王坤、李老板、張老師、小王,還有阿福,他們的死都白費了。
05
十年后的全市公安工作會議上,陸勇的名字出現在「市公安局副局長」任命名單里。
臺下響起掌聲,但陸勇知道這掌聲里包含著各種復雜的情緒——有真誠的祝賀,也有虛假的奉承,還有隱藏的敵意。

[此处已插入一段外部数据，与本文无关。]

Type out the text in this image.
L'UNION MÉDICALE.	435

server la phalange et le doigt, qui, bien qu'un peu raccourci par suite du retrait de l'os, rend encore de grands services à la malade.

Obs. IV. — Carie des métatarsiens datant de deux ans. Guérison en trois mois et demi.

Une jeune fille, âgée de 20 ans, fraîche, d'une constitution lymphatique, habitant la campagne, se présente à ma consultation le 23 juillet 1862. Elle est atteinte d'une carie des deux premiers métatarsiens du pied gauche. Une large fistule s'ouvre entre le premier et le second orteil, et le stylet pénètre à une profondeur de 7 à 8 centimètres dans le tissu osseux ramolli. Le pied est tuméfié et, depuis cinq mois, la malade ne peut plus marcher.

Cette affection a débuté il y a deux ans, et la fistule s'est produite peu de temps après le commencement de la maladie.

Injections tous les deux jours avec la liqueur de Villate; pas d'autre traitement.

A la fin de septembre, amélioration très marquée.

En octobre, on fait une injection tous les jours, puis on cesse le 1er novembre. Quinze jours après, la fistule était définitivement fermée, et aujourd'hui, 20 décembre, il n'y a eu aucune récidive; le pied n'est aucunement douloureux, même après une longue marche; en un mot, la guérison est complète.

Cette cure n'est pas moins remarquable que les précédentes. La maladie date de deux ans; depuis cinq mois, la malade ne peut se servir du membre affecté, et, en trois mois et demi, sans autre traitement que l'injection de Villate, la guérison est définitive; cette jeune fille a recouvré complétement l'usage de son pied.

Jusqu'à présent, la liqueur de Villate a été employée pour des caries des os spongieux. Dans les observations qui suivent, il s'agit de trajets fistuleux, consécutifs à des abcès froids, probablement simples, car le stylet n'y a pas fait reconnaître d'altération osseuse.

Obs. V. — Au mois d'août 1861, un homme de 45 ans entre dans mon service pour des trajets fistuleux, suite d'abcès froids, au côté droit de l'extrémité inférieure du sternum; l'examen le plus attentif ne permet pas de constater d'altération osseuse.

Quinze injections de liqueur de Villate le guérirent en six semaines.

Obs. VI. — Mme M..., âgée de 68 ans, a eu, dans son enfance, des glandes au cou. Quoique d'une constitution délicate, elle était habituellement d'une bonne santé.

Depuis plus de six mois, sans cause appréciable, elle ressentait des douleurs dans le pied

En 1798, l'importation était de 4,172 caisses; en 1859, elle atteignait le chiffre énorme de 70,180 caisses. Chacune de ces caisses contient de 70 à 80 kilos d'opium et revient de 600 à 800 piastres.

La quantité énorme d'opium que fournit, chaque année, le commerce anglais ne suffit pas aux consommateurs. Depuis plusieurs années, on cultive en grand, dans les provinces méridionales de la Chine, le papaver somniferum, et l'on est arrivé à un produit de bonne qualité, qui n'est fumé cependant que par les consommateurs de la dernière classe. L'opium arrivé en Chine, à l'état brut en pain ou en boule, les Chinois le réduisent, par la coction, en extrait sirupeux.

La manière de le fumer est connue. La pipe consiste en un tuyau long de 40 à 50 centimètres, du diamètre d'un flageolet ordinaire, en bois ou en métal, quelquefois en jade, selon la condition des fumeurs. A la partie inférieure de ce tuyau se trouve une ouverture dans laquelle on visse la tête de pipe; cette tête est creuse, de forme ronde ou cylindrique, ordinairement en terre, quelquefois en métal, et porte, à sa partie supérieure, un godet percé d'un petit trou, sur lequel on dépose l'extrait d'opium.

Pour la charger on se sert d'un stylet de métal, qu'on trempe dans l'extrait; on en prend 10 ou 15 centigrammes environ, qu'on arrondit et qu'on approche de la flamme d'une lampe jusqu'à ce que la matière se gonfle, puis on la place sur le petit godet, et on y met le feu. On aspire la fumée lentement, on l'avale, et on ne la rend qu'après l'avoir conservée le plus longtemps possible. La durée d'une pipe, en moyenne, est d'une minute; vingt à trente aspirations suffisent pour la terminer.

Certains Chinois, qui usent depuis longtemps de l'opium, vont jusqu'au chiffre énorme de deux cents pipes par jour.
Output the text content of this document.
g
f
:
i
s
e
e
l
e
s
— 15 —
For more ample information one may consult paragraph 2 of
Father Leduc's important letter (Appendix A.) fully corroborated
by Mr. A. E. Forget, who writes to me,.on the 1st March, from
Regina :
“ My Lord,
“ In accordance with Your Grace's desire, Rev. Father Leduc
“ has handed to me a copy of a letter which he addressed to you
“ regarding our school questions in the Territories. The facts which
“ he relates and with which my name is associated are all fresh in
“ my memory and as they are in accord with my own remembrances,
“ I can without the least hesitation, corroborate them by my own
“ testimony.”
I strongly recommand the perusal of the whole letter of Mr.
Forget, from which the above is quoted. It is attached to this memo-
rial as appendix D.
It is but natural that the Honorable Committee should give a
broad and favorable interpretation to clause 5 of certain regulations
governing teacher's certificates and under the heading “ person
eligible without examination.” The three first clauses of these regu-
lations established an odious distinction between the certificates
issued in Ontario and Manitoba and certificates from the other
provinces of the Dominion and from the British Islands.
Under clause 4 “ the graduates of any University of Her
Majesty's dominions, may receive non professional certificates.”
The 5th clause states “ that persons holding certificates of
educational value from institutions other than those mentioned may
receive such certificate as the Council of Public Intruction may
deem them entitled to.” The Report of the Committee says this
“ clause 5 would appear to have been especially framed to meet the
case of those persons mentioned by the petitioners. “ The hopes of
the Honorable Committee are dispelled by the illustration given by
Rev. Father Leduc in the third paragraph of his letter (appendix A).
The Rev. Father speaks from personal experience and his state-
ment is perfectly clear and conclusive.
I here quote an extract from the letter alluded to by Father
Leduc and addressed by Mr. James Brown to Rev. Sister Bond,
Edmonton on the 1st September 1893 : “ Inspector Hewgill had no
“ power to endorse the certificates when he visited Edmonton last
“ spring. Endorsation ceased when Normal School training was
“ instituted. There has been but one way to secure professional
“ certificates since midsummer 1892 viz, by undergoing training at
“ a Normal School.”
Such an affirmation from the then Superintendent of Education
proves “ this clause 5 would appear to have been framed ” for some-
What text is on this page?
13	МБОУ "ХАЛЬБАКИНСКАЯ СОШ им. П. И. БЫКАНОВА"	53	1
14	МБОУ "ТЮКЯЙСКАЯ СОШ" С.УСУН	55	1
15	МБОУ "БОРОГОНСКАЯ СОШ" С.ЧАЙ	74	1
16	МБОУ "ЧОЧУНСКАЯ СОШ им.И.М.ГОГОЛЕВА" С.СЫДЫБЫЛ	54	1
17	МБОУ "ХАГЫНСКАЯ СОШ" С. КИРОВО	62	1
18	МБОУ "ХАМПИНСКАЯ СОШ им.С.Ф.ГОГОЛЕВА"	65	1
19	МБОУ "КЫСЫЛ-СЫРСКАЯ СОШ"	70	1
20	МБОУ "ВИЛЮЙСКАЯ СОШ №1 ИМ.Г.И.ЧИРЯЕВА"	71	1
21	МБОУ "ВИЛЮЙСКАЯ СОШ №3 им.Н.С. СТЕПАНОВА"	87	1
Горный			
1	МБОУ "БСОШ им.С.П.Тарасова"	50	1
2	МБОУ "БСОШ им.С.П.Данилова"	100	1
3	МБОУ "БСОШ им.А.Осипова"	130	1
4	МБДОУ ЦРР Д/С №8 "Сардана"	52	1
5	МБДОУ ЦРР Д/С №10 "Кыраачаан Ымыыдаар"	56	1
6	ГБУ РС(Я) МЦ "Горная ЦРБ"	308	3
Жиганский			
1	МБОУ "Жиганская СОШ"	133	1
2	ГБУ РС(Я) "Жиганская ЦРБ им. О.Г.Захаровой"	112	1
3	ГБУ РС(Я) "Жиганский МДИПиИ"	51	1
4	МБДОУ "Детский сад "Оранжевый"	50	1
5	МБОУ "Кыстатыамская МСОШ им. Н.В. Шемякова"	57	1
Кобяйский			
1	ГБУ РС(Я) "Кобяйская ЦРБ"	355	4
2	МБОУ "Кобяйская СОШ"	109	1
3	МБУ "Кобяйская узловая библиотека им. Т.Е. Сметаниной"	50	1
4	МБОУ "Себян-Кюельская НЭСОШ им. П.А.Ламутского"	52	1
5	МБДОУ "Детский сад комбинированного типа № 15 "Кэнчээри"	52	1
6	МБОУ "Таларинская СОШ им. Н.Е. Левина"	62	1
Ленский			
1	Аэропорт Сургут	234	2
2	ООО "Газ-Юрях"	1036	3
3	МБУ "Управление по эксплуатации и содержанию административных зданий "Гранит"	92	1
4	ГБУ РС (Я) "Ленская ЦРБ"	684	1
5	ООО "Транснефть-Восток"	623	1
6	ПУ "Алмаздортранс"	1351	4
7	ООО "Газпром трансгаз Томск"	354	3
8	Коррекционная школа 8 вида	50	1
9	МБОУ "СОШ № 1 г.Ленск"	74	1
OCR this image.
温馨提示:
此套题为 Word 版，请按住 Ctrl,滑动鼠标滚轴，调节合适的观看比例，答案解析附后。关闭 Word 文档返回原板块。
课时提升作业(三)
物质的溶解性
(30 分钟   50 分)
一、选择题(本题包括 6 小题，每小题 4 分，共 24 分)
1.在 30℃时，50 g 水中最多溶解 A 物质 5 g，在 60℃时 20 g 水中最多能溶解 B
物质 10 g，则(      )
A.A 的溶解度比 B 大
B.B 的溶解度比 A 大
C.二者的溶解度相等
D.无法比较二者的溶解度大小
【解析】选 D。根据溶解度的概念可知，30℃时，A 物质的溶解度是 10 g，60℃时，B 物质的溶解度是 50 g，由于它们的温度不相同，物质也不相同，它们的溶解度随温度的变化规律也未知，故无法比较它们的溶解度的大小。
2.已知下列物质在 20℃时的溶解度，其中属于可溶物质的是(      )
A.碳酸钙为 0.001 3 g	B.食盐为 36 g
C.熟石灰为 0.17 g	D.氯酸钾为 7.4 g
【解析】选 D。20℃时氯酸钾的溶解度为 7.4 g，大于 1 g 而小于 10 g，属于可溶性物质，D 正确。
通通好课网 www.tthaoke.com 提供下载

主持會議的市委書記特別提到:「陸勇同志在基層工作多年,經驗豐富,特別是在看守所工作期間,表現突出,深受好評。」
「基層工作多年」,這是對他那段屈辱經歷的委婉說法。
「在看守所表現突出」,這是說他已經接受了改造,可以重新使用了。
陸勇明白,他能重新起用,不是因為什么表現突出,而是因為政治形勢發生了變化。
他走進市公安局大樓時,電子屏正播放高明的采訪:「我們始終堅持法治,絕不容忍刑訊逼供。」
畫面里的高明已經頭發花白,但精神矍鑠,說話時慷慨激昂,就像一個真正的法治衛士。
如果不是親身經歷,陸勇也會被他的表演所迷惑。
「陸局長,歡迎回到刑偵一線!」
市公安局刑偵支隊長馬隊長握住陸勇的手,「您當年辦的那些案子,到現在還是我們學習的經典。」
「都是過去的事了。」
陸勇客氣地回應,「現在要向大家學習。」
「您太謙虛了。」
馬隊長熱情地介紹著,「您不在的這些年,刑偵工作發生了很大變化,但基本原理還是那些。」
「基本原理?」
陸勇問,「什么基本原理?」
「實事求是,尊重證據。」
馬隊長說得很認真,「不管什么案子,證據是關鍵。」
「即使證據指向一些不該指向的人?」
陸勇試探地問。
「那當然要依法辦事。」
馬隊長肯定地回答,但眼神有些閃爍。
去刑偵大隊督查那天,陸勇在走廊遇見趙琳,她手里的尸檢工具盤「哐當」掉在地上,鑷子夾著的棉球滾到他腳邊——上面的血跡檢測編號,與王坤案的物證編號只差一位。
這不可能是巧合,趙琳一定還在處理相關的案子。
「陸…陸局?」
趙琳的臉瞬間慘白,聲音有些顫抖。
十年不見,她變化很大,臉上有了些細紋,頭發也不如以前那么光亮,但身材保持得不錯,穿著得體,看起來事業有成。
「趙主任。」
陸勇彎腰撿起棉球,遞給她,「工作很忙吧?」
「還好。」
趙琳接過棉球,手指不小心碰到了陸勇的手,她立刻縮了回去,就像觸電一樣。
「這個編號很有意思。」
陸勇指著棉球上的標簽,「WK-2014-003,王坤案是WK-2014-002。」
「可能是系統自動生成的。」
趙琳慌忙解釋,「現在都用電腦管理,編號都是連續的。」
這時高明從辦公室出來,手里的保溫杯「啪」地掉在地上,茶水濺濕了陸勇的警服。